The only other published factor associated with successful resolution of hypertension following RYGBP is that of DM status. Carbonell et al. (Citation83) reported on a cohort of 3193 patients of whom 655 (20%) also had DM. Although the paper does not state how many of the 3193 patients were hypertensive preoperatively, it does conclude that those subjects without concomitant DM were significantly more likely to experience resolution of their hypertension than those with both conditions (74.4% vs 63.5%, p < 0.0001) (Citation83).

Given that there are a variety of mechanisms by which obesity is thought to induce hypertension, it is perhaps not unreasonable to think that there may be a variety of mechanisms by which post-bariatric surgery BWL may induce its remission.

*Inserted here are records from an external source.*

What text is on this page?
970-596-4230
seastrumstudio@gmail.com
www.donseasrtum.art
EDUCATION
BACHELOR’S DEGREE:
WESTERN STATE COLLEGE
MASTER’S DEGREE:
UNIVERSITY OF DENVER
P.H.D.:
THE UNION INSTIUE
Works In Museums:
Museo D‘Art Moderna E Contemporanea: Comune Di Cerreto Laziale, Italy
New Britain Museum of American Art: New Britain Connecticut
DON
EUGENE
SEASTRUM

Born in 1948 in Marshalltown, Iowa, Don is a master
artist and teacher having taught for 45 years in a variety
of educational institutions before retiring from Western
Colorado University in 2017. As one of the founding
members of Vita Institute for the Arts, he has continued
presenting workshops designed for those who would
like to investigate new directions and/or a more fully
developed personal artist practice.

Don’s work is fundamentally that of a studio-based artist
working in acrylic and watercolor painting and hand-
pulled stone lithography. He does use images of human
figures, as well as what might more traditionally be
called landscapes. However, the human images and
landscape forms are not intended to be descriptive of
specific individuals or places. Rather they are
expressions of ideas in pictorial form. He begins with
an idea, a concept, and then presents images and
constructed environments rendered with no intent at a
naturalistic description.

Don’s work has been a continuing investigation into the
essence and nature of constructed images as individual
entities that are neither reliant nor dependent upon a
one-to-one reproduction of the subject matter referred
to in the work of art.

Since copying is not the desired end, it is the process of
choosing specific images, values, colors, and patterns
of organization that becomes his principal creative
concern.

It used to be thought that BWL itself was the key factor driving the return to normotension; however, a time-course analysis published in 2009 showed that improvements in BP occur well before any appreciable BWL (Citation84,Citation85). Ahmed et al. (Citation84) found that in their cohort of 100 patients the systolic and diastolic BPs reduced by 9 and 7 mmHg respectively at 1 week post-RYGBP. These measurements fell by a further 6 and 2 mmHg, respectively, with an overall 88% hypertension resolution rate over the remaining 12-month follow-up period, suggesting that BWL itself is not the key determinant of BP normalization following RYGBP (Citation84). It is likely that the early improvements in BP, if not the long-term improvements, are the result of a hormonal mechanism (Citation84). One possible explanation was proposed by Sledzinski et al. in 2010 (Citation86) who reported a 40% increased in serum nitric oxide levels 6 months post-vertical banded gastroplasty, although clearly the differences in the nature of this procedure and the RYGBP make it difficult to draw confident parallels. Improvements in endothelial vasomotor function and aortic elasticity following RYGBP have been described in the literature; however, the significance of these findings with regard to long-term BP control is not clear (Citation87,Citation88).

Conclusion

Whilst the link between obesity and hypertension is well established, there continues to be some controversy regarding the exact nature of the association. That BWL, whether surgical or non-surgical, effects a change towards normotension appears to be equally well accepted but again the mechanisms by which it does so remain elusive. In comparison with BWL and DM remission, few attempts appear to have been made to identify factors predictive of hypertension remission. Given the disease burden, this would seem to be a worthy area for future research.

Declaration of interest: The authors report no conflicts of interest. The authors alone are responsible for the content and writing of the paper.